Fludd
- First edition
- Author: Hilary Mantel
- Cover artist: Russell Ayto
- Language: English
- Publisher: Viking Press
- Publication date: 1989
- Publication place: United Kingdom
- Media type: Print & eBook
- Pages: 192
- ISBN: 0-670-82118-7

= Fludd (novel) =

1989 novel by Hilary Mantel

Fludd is a novel by Hilary Mantel. First published by Viking Press in 1989, it won the Winifred Holtby Memorial Prize that year.

The novel is set in 1956, in Fetherhoughton, a dreary and isolated fictional town somewhere on the moors of northern England. The people of the town seem benighted, but are portrayed by Mantel with sympathy and affection.

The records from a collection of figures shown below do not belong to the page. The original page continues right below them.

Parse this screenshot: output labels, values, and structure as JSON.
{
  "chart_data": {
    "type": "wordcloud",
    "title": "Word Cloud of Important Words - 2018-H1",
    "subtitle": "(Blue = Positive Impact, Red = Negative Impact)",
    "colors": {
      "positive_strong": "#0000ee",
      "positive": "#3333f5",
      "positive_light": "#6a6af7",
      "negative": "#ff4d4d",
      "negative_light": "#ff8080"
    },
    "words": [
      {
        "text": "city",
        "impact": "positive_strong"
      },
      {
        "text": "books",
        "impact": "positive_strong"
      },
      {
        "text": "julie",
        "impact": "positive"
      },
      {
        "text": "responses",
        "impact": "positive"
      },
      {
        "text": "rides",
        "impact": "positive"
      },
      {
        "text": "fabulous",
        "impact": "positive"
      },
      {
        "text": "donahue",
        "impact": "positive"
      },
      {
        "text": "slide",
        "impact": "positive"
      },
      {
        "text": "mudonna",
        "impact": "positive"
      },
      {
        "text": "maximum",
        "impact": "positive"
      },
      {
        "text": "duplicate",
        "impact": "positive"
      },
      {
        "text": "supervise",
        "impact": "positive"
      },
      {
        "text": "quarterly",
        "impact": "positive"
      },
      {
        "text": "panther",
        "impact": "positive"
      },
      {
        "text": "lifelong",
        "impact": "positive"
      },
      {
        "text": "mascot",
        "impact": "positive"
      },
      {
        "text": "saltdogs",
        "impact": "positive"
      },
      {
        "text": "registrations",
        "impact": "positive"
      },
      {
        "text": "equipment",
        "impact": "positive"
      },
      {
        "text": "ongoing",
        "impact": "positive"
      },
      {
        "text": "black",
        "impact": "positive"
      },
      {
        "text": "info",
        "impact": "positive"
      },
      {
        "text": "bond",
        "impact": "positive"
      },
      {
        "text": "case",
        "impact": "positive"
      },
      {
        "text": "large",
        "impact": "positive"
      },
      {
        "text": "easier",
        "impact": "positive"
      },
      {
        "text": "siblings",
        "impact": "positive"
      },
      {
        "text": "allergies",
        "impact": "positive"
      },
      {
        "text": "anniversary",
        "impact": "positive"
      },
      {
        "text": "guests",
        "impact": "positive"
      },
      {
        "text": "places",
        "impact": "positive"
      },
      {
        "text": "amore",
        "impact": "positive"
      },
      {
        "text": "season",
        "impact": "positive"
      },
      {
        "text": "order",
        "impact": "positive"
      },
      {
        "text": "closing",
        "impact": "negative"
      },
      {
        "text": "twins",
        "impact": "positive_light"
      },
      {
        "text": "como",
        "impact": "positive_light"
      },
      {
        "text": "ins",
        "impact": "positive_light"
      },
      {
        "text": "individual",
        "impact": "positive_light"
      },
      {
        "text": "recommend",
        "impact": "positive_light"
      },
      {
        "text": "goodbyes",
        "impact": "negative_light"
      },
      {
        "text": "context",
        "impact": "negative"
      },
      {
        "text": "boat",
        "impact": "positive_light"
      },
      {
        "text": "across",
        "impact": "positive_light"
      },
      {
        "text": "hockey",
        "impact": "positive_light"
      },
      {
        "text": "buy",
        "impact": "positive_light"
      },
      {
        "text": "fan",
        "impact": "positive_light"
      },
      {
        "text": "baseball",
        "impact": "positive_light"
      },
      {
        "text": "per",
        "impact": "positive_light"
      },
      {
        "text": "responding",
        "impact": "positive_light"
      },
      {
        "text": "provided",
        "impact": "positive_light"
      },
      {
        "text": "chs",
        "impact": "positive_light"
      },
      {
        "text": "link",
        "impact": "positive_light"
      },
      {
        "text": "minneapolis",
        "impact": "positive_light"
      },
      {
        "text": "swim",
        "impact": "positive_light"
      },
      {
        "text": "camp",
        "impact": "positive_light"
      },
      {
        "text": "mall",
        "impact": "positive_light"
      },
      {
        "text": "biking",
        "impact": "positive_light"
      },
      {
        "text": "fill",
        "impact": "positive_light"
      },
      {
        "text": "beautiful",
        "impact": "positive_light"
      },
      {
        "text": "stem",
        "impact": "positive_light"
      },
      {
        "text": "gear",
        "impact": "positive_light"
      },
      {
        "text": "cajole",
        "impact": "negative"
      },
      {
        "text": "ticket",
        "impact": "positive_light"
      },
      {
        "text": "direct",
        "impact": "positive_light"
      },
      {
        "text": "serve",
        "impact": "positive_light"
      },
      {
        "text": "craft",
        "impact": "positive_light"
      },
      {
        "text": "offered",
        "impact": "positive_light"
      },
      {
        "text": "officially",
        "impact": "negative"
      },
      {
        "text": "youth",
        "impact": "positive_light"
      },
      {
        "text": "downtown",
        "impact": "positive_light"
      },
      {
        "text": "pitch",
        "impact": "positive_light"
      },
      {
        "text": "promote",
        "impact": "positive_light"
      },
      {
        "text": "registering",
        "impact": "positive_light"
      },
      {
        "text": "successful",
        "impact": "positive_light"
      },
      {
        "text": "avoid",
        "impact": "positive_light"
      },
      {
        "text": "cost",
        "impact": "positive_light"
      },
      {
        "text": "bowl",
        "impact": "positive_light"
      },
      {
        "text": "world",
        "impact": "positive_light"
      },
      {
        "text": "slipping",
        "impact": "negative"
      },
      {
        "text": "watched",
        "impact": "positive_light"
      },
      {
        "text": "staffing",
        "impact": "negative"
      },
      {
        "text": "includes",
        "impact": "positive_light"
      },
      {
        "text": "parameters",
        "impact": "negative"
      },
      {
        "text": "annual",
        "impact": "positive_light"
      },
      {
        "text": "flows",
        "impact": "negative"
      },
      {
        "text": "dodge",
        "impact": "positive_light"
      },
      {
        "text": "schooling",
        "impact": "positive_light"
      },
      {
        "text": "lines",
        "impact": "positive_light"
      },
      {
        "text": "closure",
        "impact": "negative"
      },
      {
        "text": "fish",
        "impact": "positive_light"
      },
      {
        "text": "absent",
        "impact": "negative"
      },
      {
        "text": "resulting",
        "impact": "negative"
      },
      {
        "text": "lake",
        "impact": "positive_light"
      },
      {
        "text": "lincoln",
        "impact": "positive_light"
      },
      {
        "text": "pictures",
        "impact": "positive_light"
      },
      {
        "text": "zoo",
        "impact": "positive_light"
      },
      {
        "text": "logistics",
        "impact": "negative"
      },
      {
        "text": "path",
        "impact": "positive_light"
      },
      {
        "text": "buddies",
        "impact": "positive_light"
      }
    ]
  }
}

The plot centres on the Roman Catholic church and convent in the town and concerns the dramatic impact of the mysterious Fludd, who is apparently a curate sent by the bishop to assist Father Angwin, a priest who continues in his role despite privately having lost his faith.

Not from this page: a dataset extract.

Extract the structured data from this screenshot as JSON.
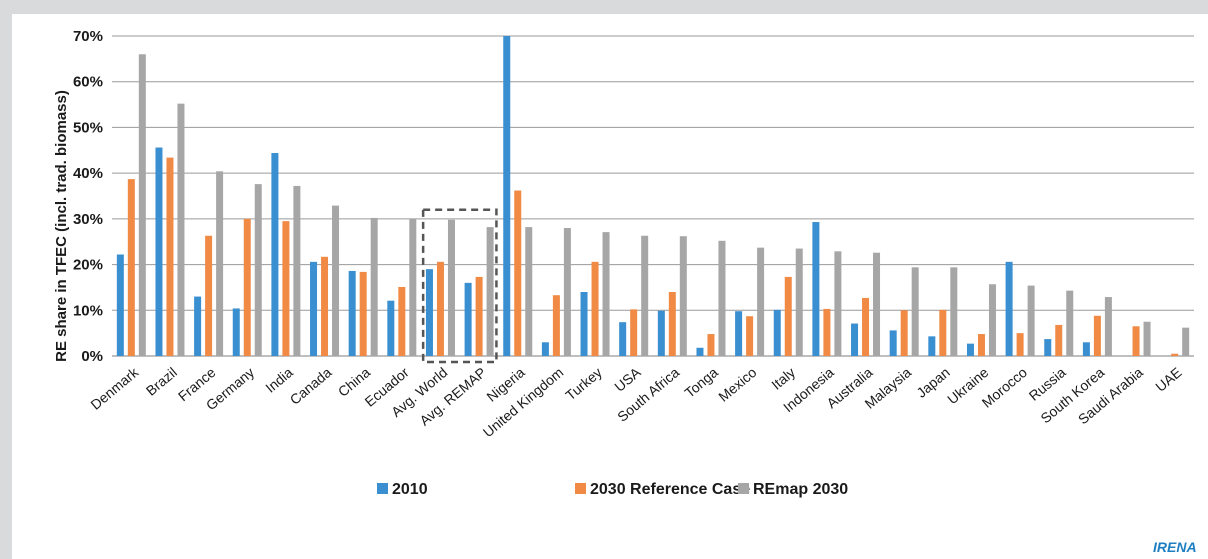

The novel presents an uncompromisingly harsh view of the Roman Catholic Church, portraying a vividly cruel mother superior and a thoughtless, bullying bishop. The narrative flirts with the supernatural (for instance, a wart migrates miraculously from one person to another, a character bursts into flames, Fludd causes food to vanish without appearing to eat it). Fludd resembles the Devil in various ways (he instantly succeeds in learning people's innermost feelings and wishes, and he performs subtle profane miracles like maintaining an ever-full whiskey bottle). Yet Fludd's effect on both of the two main protagonists, Father Angwin and the young Sister Philomena, turns out to be very liberating, and the novel ends with some degree of new hope for both of them.